A Rare Cause of Rapidly Progressive Acute Motor Axonal Polyradiculoneuropathy (P5.139)

Objective: We describe a case of young patient with acute motor axonal polyradiculoneuropathy secondary to acute intermittent porphyria. Background: Acute intermittent porphyria(AIP) is a rare autosomal dominant metabolic disorder of heme biosynthesiswhich can cause serious neurological manifestations such as acute neuropathy. Design/Methods: Case report Results: A 29 year old woman with no previous medical history was admitted to ICU from an outside facility for management of possible AIDP when she developed ascending paralysis with distal limb paresthesia and intermittent confusion 4 weeks ago; eventually requiring intubation for respiratory failure. Examination was significant for bifacial and neck muscles weakness, quadriplegia, hypotonia and areflexia with relatively preserved sensory modalities. EMG/NCS revealed sub-acute generalized severe motor polyradiculoneuropathy with primary axonal pathology. Imaging studies and CSF analysis were unrevealing. PCR studies for HSV, EMV, CMV, and Western blot for Lyme disease were negative. Serum B12, copper, zinc levels, ANA screen, SPEP, GQ1 b/GM 1 antibodies and urine heavy metal screen were unremarkable. She failed to respond to plasmapheresis treatment for presumed acute motor axonal neuropathy. One week after admission, porphyria screening tests showed highly elevated ALA level at 1134 umol/dl as well as urine porphobilinogen level at 98 umol/l confirming acute porphyria episode. Despite immediate initiation of IV dextrose and hemin treatment, her weakness persisted. She remained dependent on ventilator support and PEG tube for nutrition at three months follow-up. Further genetic testing revealed positive hydroxymethylbilane synthase (HMBS) gene mutation. Conclusions: Our case demonstrates that rapidly progressive acute axonal polyneuropathy is a serious neurological manifestation of porphyria and if not diagnosed early, can lead to irreversible axonal injury and severe disability.
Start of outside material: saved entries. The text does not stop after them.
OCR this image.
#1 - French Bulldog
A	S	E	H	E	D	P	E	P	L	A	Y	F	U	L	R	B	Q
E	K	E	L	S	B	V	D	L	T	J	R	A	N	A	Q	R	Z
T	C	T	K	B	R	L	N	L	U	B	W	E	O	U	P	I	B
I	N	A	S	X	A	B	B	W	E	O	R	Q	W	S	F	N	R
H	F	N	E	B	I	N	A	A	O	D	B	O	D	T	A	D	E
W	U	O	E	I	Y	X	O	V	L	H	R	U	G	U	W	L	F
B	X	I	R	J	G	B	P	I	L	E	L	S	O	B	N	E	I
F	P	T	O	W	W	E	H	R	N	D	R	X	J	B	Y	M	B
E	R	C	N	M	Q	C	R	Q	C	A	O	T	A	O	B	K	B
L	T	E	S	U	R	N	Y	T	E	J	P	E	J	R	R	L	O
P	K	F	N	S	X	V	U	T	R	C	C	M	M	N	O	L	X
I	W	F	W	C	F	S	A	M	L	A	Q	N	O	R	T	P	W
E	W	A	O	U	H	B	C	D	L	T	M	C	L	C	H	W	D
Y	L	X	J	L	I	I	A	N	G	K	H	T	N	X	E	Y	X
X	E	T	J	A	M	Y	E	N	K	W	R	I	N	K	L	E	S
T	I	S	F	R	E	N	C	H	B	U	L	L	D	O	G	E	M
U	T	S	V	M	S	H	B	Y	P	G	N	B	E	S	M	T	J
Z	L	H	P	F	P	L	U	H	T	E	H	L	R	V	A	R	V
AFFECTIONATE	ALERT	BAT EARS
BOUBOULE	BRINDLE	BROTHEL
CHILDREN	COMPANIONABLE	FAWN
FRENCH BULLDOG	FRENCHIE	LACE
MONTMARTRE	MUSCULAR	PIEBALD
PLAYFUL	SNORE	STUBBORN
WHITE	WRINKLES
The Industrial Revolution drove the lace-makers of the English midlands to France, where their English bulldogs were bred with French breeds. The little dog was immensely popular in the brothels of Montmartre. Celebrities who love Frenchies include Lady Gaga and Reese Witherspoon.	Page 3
This diagnosis should be considered in all cases of acute ascending weakness with minimal sensory deficits when electrodiagnostic features of demyelination are lacking. Disclosure: Dr. Sharma has nothing to disclose. Dr. Kumbham has nothing to disclose. Dr. Sahaya has nothing to disclose. Dr. Sasapu has nothing to disclose. Dr. Gundogdu has nothing to disclose.